Почти прикасаясь губами к Сесиль, он проговорил:

— Я вас люблю, Сесиль, и мне нечего прощать вам, мое бедное дитя, так как вы совершенно не виноваты. Соблазнитель, совершивший насилие, — страшнейший негодяй, а вы… вы несчастная жертва.

— Вы меня любите? Боже мой, неужели это правда? — как в бреду проговорила молодая девушка.

— Да, Сесиль, я люблю вас глубокой и чистой любовью! Любовью честного человека! А вы, хотите ли вы полюбить меня?

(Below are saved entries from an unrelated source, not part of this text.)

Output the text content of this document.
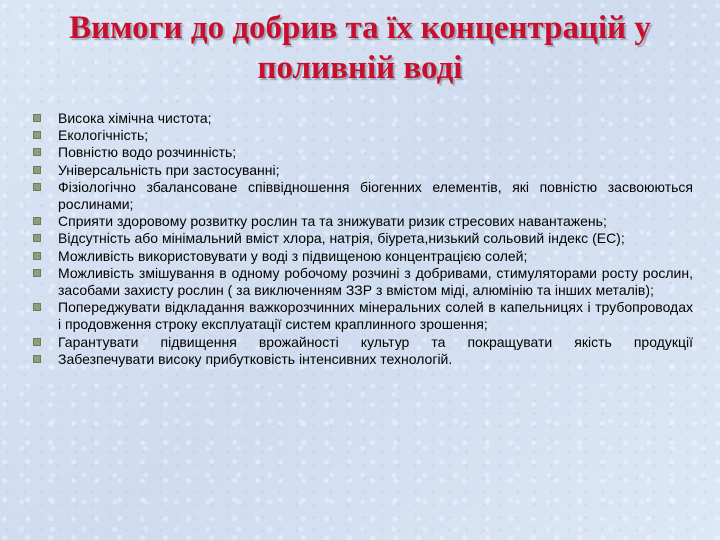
Вимоги до добрив та їх концентрацій у поливній воді
Висока хімічна чистота;
Екологічність;
Повністю водо розчинність;
Універсальність при застосуванні;
Фізіологічно збалансоване співвідношення біогенних елементів, які повністю засвоюються рослинами;
Сприяти здоровому розвитку рослин та та знижувати ризик стресових навантажень;
Відсутність або мінімальний вміст хлора, натрія, біурета,низький сольовий індекс (ЕС);
Можливість використовувати у воді з підвищеною концентрацією солей;
Можливість змішування в одному робочому розчині з добривами, стимуляторами росту рослин, засобами захисту рослин ( за виключенням ЗЗР з вмістом міді, алюмінію та інших металів);
Попереджувати відкладання важкорозчинних мінеральних солей в капельницях і трубопроводах і продовження строку експлуатації систем краплинного зрошення;
Гарантувати підвищення врожайності культур та покращувати якість продукції
Забезпечувати високу прибутковість інтенсивних технологій.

— О да, я уже люблю вас! Да и как мне не любить такого благородного, великодушного человека! Вы — ангел прощения. Вы снова возвысили меня в моих собственных глазах.

— В таком случае, — серьезным и торжественным тоном проговорил итальянец, — пусть прошлое исчезнет навеки! Пусть о нем не сохранится никакого воспоминания! Пусть оно сгинет из вашей памяти так же, как сгинуло из моей… Ребенок, который у вас родится, будет моим ребенком…

Сесиль упала на колени, протянув к Анджело обе руки.

— О, Боже мой! Вы — олицетворенное великодушие! Сама нежность и деликатность! Что вы за человек!

— Любящий человек! Человек, которого вы сделаете счастливым навеки, если согласитесь стать его женой… А теперь подумаем о том, как нам отомстить за вашего отца.